Ai Weiwei is the brave and controversial Chinese artist who has been missing and kept under "residential surveillance" for six weeks now, arrested boarding a plane in Beijing for Hong Kong on April 3. Best known in the West for his part in the iconic Bird's Nest Stadium at the Chinese Olympics, he has been under pressure from that government because he is so outspoken on behalf of freedom of speech.
Ai Weiwei is one of China's most famous artists. His work makes use of old and recycled materials which he recreates into new forms. In his current exhibition, all the more poignant because of his disappearance, he recreates old objects in new materials.
For six weeks it was not known where the artist was. Recently his wife was allowed to visit him, in an unknown location, for twenty minutes. Art institutions across the world have been protesting against his imprisonment. At a Berlin gallery a banner stating "Where is Ai Weiwei?" was placed on its facade while at the Tate Modern art museum in London, the words "Release Ai Weiwei" are shining in lights from the top of its glass roof. News and information on his situation is updated regularly, as well as petitions calling for his release.
Ai Weiwei's work is always seen in a political context. He is most concerned about the loss and destruction of China's history and culture to make way for new development. Cultural vandalism is a constant theme. China in the twenty-first century tears down its history to make monuments to the present. Corruption amongst high officials is another ever present motif.
Photo: B. Alter
The beautifully crafted coffin with benches is made from wood salvaged from temples that had been knocked down so that new building developments could be constructed. Made by craftsmen, no nails or screws were used in its construction; it is all tongue and groove.
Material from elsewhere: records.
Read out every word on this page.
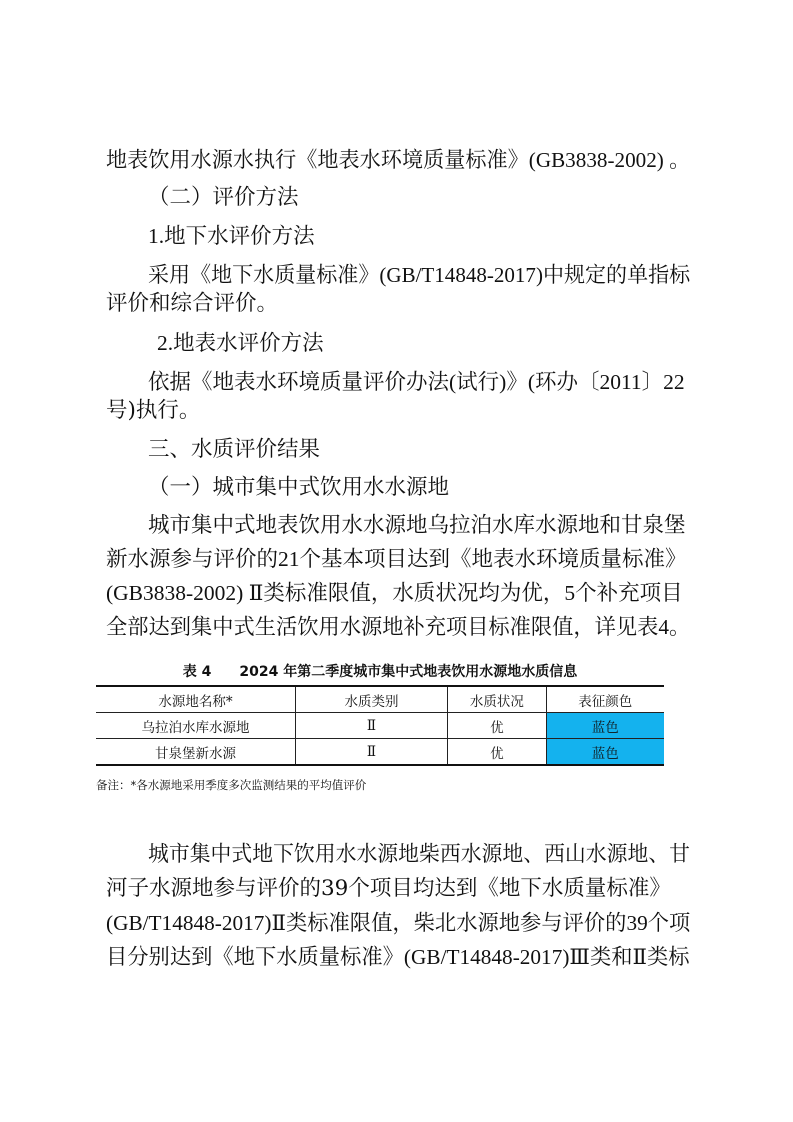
地表饮用水源水执行《地表水环境质量标准》(GB3838-2002) 。
（二）评价方法
1.地下水评价方法
采用《地下水质量标准》(GB/T14848-2017)中规定的单指标
评价和综合评价。
2.地表水评价方法
依据《地表水环境质量评价办法(试行)》(环办〔2011〕22
号)执行。
三、水质评价结果
（一）城市集中式饮用水水源地
城市集中式地表饮用水水源地乌拉泊水库水源地和甘泉堡
新水源参与评价的21个基本项目达到《地表水环境质量标准》
(GB3838-2002) Ⅱ类标准限值，水质状况均为优，5个补充项目
全部达到集中式生活饮用水源地补充项目标准限值，详见表4。
表 4　　2024 年第二季度城市集中式地表饮用水源地水质信息
水源地名称*	水质类别	水质状况	表征颜色
乌拉泊水库水源地	Ⅱ	优	蓝色
甘泉堡新水源	Ⅱ	优	蓝色
备注：*各水源地采用季度多次监测结果的平均值评价
城市集中式地下饮用水水源地柴西水源地、西山水源地、甘
河子水源地参与评价的39个项目均达到《地下水质量标准》
(GB/T14848-2017)Ⅱ类标准限值，柴北水源地参与评价的39个项
目分别达到《地下水质量标准》(GB/T14848-2017)Ⅲ类和Ⅱ类标
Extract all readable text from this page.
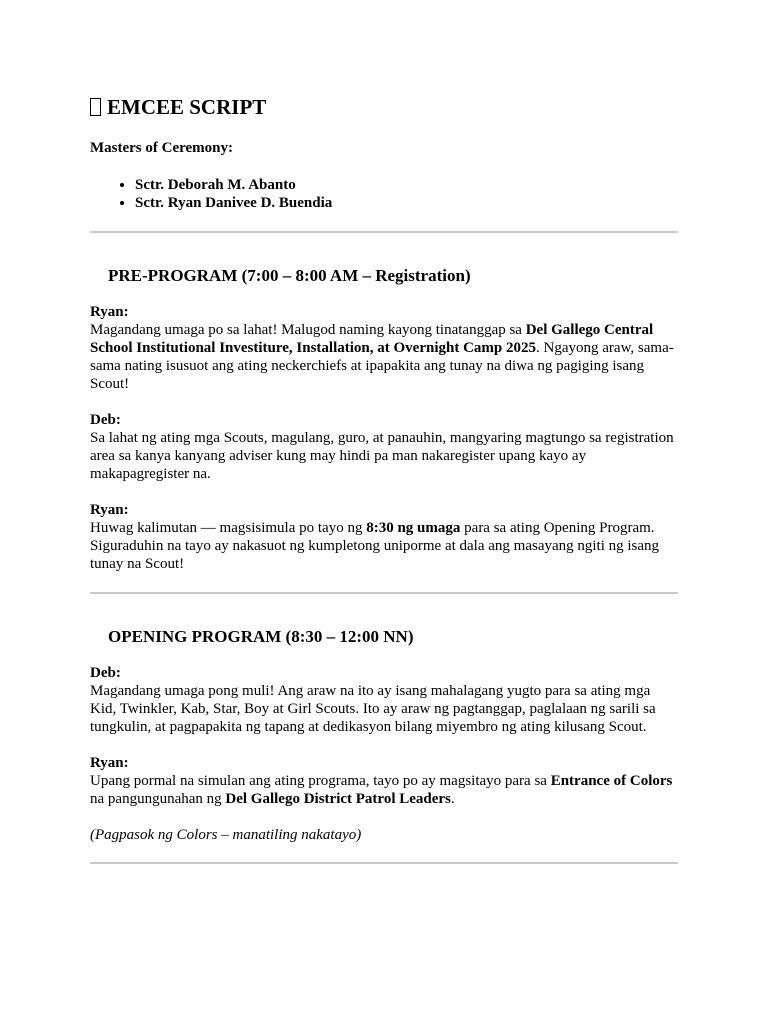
EMCEE SCRIPT
Masters of Ceremony:
• Sctr. Deborah M. Abanto
• Sctr. Ryan Danivee D. Buendia
PRE-PROGRAM (7:00 – 8:00 AM – Registration)
Ryan:

Magandang umaga po sa lahat! Malugod naming kayong tinatanggap sa Del Gallego Central School Institutional Investiture, Installation, at Overnight Camp 2025. Ngayong araw, sama-sama nating isusuot ang ating neckerchiefs at ipapakita ang tunay na diwa ng pagiging isang Scout!

Deb:

Sa lahat ng ating mga Scouts, magulang, guro, at panauhin, mangyaring magtungo sa registration area sa kanya kanyang adviser kung may hindi pa man nakaregister upang kayo ay makapagregister na.

Ryan:

Huwag kalimutan — magsisimula po tayo ng 8:30 ng umaga para sa ating Opening Program. Siguraduhin na tayo ay nakasuot ng kumpletong uniporme at dala ang masayang ngiti ng isang tunay na Scout!

OPENING PROGRAM (8:30 – 12:00 NN)
Deb:

Magandang umaga pong muli! Ang araw na ito ay isang mahalagang yugto para sa ating mga Kid, Twinkler, Kab, Star, Boy at Girl Scouts. Ito ay araw ng pagtanggap, paglalaan ng sarili sa tungkulin, at pagpapakita ng tapang at dedikasyon bilang miyembro ng ating kilusang Scout.

Ryan:

Upang pormal na simulan ang ating programa, tayo po ay magsitayo para sa Entrance of Colors na pangungunahan ng Del Gallego District Patrol Leaders.

(Pagpasok ng Colors – manatiling nakatayo)
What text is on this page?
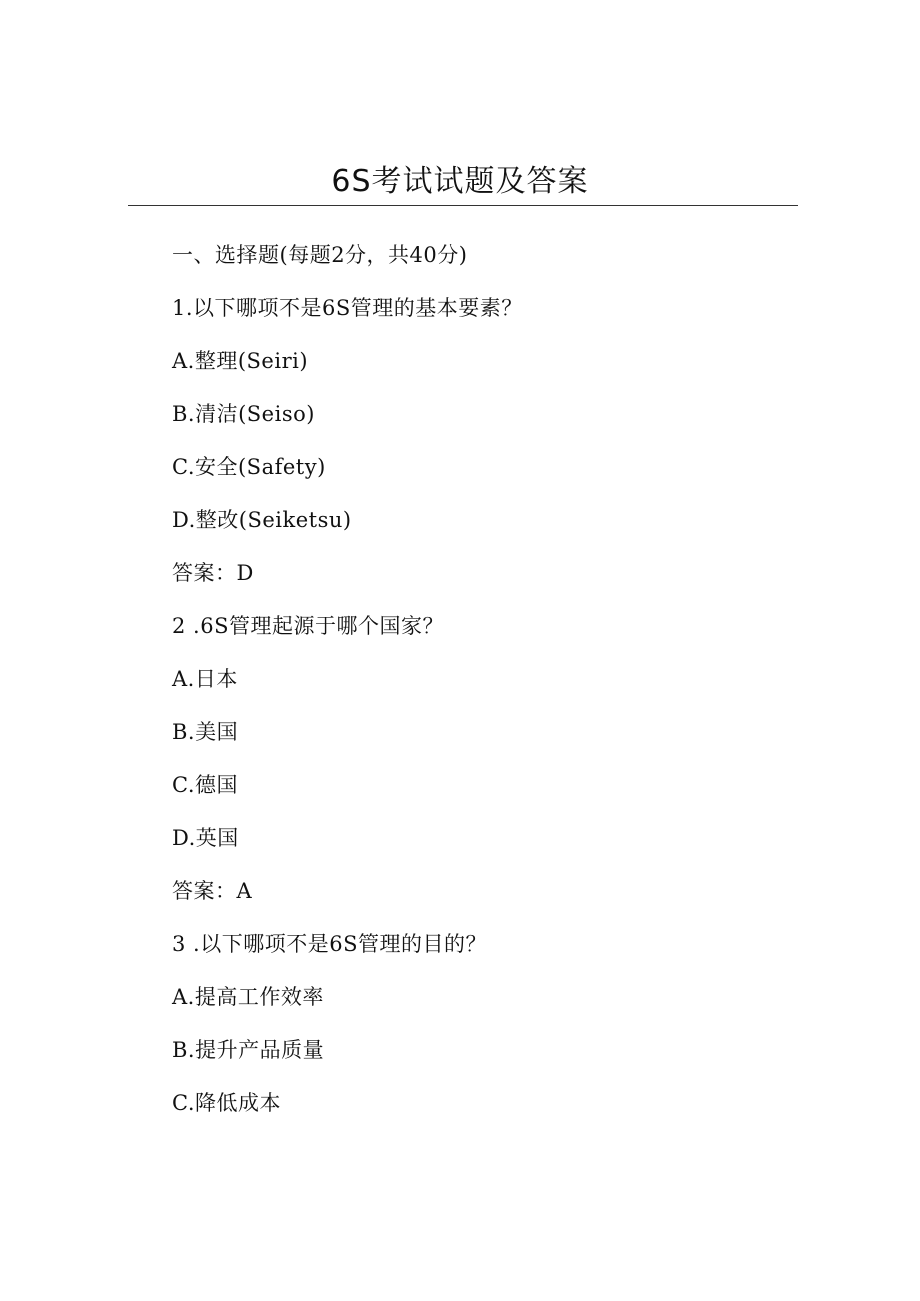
6S考试试题及答案
一、选择题(每题2分，共40分)
1.以下哪项不是6S管理的基本要素？
A.整理(Seiri)
B.清洁(Seiso)
C.安全(Safety)
D.整改(Seiketsu)
答案：D
2 .6S管理起源于哪个国家？
A.日本
B.美国
C.德国
D.英国
答案：A
3 .以下哪项不是6S管理的目的？
A.提高工作效率
B.提升产品质量
C.降低成本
It is a comment on the corruption of high officials because the chinese word for coffin is similar to the words for high official and wealth.
Photo: B. Alter
A heap of junked doors are reproduced in marble: a memorial to the thousands of houses that have been destroyed for the new, racing development taking place all over the country.
The Han vases, 2,000 years old, have been splashed with paint, again, showing the organized desecration of cultural and historical values. Everything old has to be replaced by something new. Another piece is a surveillance camera made out of marble--evoking the paranoia and omnipotence of the policing that goes on. His own studio and house were under constant surveillance.
In the basement of the gallery there is a 10 hour film of Beijing's central boulevard showing the endless stream of cars and skyscrapers in the new city.
There is a companion exhibition of his work arranged around a fountain in a courtyard of another museum. It consists of 12 massive bronze heads, each representing a sign of the zodiac. The same exhibition is also in New York's Grand Army Plaza. Both depict sculptures which were ransacked by French and British troops during the opium wars and are almost all lost to this day except for five.
On his website, once a source of stories about corruption and cover-ups in the government, there is only a dead fly to be found now.